By Brie Gowen
My husband stood outside the sanctuary of our church entertaining our toddler who refused to stay in the nursery without one of us present. He milled about the area outside the main sanctuary doors, and the drone of preacher’s voice from within, hardly understandable through the insulated walls, could be heard like the distant buzz of a television.
A young woman bounced her nearly asleep infant in his vicinity, and they smiled to one another that carefree smirk, the camaraderie evident amongst two parents who understood little ones weren’t typically entertained by Sunday preaching.
“You lucked out to get baby duty today, huh?” She asked him with a sideways smile.
“Yeah.” He replied. Adding almost as an afterthought, “I offered.”
“That was nice of you,” the young mother commented.
To which the long, gray-haired father replied, “I figured Brie needed the break.”
I sat inside comfortably, listening intently to the pastor’s words. No one crawled on my lap, or vied for my attention.

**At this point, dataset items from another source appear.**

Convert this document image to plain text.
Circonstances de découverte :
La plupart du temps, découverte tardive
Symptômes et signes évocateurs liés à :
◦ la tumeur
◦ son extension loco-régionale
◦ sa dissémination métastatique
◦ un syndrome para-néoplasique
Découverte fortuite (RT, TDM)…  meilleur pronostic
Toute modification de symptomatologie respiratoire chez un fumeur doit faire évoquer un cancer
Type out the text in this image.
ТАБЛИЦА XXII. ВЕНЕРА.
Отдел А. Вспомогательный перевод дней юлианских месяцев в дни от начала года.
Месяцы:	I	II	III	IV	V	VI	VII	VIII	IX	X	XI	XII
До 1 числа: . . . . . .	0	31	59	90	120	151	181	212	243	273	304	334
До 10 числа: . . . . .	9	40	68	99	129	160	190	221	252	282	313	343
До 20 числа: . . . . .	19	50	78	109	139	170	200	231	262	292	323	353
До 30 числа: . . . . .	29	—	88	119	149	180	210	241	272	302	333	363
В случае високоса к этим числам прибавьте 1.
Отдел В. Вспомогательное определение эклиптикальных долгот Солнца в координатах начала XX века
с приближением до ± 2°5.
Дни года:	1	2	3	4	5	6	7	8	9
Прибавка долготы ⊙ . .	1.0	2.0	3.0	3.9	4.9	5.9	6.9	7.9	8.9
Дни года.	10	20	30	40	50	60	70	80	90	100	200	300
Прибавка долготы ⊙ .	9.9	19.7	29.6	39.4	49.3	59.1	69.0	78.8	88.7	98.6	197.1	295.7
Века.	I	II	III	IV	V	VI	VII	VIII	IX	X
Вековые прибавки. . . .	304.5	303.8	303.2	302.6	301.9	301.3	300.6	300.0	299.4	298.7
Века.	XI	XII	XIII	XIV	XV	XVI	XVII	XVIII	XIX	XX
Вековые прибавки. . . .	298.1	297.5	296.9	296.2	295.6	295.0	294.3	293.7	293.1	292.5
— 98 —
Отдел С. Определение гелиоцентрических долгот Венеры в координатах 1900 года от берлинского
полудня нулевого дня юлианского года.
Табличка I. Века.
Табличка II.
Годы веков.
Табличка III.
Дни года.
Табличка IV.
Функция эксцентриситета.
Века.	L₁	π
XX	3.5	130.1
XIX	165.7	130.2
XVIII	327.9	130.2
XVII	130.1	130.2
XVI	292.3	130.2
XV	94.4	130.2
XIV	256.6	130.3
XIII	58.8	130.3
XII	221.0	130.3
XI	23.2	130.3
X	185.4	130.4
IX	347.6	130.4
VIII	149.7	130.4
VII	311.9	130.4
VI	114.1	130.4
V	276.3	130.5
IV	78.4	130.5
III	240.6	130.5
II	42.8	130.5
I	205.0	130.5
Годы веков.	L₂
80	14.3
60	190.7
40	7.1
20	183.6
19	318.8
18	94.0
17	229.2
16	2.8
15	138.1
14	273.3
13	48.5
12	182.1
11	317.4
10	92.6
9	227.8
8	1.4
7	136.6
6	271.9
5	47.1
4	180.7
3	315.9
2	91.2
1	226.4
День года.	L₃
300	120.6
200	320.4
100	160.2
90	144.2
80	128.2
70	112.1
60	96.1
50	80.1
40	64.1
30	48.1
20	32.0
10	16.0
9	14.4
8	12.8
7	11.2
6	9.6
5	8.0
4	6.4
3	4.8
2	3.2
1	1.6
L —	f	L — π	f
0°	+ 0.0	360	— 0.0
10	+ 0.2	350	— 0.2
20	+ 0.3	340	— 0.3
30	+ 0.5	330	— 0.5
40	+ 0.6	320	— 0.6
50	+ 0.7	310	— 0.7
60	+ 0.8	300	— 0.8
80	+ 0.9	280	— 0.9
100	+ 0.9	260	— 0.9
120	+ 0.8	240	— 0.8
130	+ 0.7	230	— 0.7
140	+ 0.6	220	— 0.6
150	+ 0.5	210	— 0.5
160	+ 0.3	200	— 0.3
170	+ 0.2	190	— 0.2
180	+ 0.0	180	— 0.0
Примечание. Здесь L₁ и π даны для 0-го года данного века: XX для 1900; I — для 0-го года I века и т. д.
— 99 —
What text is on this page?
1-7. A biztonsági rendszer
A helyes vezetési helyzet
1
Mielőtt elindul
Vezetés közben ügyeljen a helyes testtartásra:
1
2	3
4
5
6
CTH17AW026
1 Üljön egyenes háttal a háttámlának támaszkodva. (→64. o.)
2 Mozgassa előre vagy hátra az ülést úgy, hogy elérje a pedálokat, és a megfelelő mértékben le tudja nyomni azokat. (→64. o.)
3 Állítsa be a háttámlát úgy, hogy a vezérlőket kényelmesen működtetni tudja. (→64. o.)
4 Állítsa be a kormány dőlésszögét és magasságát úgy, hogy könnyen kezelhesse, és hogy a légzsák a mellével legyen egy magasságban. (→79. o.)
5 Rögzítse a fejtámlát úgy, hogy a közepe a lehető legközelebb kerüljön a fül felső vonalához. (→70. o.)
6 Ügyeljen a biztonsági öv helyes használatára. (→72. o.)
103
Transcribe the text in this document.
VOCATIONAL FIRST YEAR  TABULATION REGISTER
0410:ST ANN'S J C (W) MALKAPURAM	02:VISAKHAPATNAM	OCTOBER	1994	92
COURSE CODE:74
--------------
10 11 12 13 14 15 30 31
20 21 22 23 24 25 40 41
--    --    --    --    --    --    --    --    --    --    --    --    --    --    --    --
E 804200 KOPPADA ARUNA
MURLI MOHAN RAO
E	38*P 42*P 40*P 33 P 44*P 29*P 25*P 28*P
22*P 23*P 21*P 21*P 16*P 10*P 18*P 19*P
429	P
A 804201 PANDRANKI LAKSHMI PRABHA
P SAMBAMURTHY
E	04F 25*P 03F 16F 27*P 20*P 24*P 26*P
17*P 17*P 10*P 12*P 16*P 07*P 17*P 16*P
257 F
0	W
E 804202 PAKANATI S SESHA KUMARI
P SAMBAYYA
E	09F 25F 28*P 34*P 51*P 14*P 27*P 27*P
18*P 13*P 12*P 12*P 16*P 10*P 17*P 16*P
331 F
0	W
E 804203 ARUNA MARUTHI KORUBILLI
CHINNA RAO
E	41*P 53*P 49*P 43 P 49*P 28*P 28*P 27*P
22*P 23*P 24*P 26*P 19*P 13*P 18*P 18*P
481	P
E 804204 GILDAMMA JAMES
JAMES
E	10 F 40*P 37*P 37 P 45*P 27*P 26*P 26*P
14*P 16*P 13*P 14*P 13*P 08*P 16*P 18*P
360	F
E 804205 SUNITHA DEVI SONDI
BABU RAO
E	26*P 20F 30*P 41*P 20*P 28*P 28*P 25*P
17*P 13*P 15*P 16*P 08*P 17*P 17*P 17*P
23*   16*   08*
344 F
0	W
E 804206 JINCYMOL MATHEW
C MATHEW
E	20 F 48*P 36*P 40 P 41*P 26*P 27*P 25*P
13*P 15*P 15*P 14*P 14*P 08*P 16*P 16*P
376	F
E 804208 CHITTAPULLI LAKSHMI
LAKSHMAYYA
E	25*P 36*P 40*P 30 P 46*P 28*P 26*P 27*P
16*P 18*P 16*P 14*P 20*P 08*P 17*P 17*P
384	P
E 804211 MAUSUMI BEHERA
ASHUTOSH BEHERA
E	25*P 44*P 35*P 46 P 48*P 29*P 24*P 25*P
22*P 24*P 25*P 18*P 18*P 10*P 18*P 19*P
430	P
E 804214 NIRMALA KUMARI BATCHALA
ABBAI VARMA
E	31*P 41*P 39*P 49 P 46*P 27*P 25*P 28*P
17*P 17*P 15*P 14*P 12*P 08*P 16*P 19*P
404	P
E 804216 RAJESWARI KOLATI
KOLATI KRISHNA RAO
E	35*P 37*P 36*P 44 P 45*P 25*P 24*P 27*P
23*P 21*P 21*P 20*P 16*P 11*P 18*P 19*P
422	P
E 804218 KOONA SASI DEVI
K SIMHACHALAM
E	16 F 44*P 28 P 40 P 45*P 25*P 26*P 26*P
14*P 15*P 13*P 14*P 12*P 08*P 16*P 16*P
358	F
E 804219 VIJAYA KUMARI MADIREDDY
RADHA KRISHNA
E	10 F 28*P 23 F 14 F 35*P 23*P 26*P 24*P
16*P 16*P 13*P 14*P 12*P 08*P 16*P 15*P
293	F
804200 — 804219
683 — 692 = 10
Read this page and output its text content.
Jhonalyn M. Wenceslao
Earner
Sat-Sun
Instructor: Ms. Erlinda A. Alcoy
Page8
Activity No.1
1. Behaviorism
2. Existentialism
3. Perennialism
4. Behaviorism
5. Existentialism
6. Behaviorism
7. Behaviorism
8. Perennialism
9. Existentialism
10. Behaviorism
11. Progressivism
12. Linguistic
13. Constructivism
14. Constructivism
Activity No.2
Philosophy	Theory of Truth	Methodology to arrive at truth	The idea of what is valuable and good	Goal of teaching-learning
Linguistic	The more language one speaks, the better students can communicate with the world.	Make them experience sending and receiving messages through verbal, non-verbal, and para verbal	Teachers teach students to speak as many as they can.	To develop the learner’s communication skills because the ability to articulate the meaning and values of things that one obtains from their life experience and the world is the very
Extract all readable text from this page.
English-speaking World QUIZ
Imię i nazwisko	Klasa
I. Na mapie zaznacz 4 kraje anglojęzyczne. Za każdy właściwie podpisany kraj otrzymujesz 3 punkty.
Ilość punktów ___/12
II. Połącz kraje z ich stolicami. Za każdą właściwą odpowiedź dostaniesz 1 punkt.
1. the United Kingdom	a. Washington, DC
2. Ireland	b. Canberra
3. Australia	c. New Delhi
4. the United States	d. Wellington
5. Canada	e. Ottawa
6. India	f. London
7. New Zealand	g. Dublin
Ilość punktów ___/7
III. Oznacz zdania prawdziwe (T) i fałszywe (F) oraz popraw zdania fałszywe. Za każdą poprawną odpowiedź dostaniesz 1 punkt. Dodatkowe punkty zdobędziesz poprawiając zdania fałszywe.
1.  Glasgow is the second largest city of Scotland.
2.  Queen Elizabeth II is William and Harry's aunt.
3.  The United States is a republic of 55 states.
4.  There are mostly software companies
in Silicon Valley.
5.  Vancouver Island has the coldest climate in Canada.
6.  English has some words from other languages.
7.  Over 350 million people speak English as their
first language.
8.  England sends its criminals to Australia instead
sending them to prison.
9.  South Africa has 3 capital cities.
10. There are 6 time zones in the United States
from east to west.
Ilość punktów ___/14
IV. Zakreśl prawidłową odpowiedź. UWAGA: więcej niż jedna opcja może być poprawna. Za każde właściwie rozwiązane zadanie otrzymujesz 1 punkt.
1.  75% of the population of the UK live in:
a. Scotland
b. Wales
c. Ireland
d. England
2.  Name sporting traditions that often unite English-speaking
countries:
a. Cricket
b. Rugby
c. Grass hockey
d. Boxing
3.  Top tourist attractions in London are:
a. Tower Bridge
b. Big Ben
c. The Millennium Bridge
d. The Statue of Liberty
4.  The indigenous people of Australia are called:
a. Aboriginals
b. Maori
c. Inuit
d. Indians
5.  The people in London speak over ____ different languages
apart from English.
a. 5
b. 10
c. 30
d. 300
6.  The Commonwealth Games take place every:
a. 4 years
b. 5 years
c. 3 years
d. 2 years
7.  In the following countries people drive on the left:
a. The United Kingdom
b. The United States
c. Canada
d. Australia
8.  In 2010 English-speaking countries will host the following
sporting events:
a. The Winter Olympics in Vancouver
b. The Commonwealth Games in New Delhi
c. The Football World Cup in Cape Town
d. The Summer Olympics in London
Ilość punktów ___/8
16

No little voices competed against that of the preacher, and I sat there contentedly with no tasks begging for my immediate consideration. It. Was. Splendid.
I didn’t hear the conversation relayed above until after the fact, and as my sister (the young mother featured) retold the words it hit me what a considerate man I had in my life. It wasn’t the first time he had missed out on hearing the sermon so I could listen instead, but I suppose it was the first time I truly thought about how selfless he could be where his family was concerned.
My husband is a hard worker. He owns his own business, and he works more now as the business owner than he did years ago when he was an employee. Most days are twelve hour work days for him, and I can’t imagine the stress he is under on a daily basis. He’s the ultimate provider for his family, yet when he comes home he dives in passionately to his other job. Being a father.
It’s easy when you work to unintentionally neglect your time as a parent. But it’s even easier to let your actions aimed towards your spouse fall to the wayside. Moms who have spent all day with demands, whether that of the children or the workforce, can end the day with little left in their tank. And the same goes for dad. Tired husbands and wives everywhere end day after day exhausted with little thought towards their partner in it all.
Somehow my husband gives his energies all day at work, comes home full of love and attention to pour onto his children, and even manages to consider giving me a day off on his day off. It’s so easy as human beings to focus on the big word me. It’s easy to focus on your sacrifice, your efforts, your hard work, and somehow even pinpoint the areas where your spouse may be lacking. It becomes a contest in your mind of whose turn it is to do this or do that, never considering, “I wonder what I can do today to brighten my spouse’s day and lighten their load?”
It doesn’t take magic to make a marriage last long term, and it doesn’t even require grand gestures in the way of expensive rose bouquets or jewelry. It just requires a little thought, small sacrifices reciprocated over time, but not with the point of seeing what you can receive in return; simply giving out of love. It’s something as plain as watching the baby so your wife can sit alone in peace and quiet to listen to a sermon. Because it seems that the little things are really big things, and it’s those instances that can show just how much you care.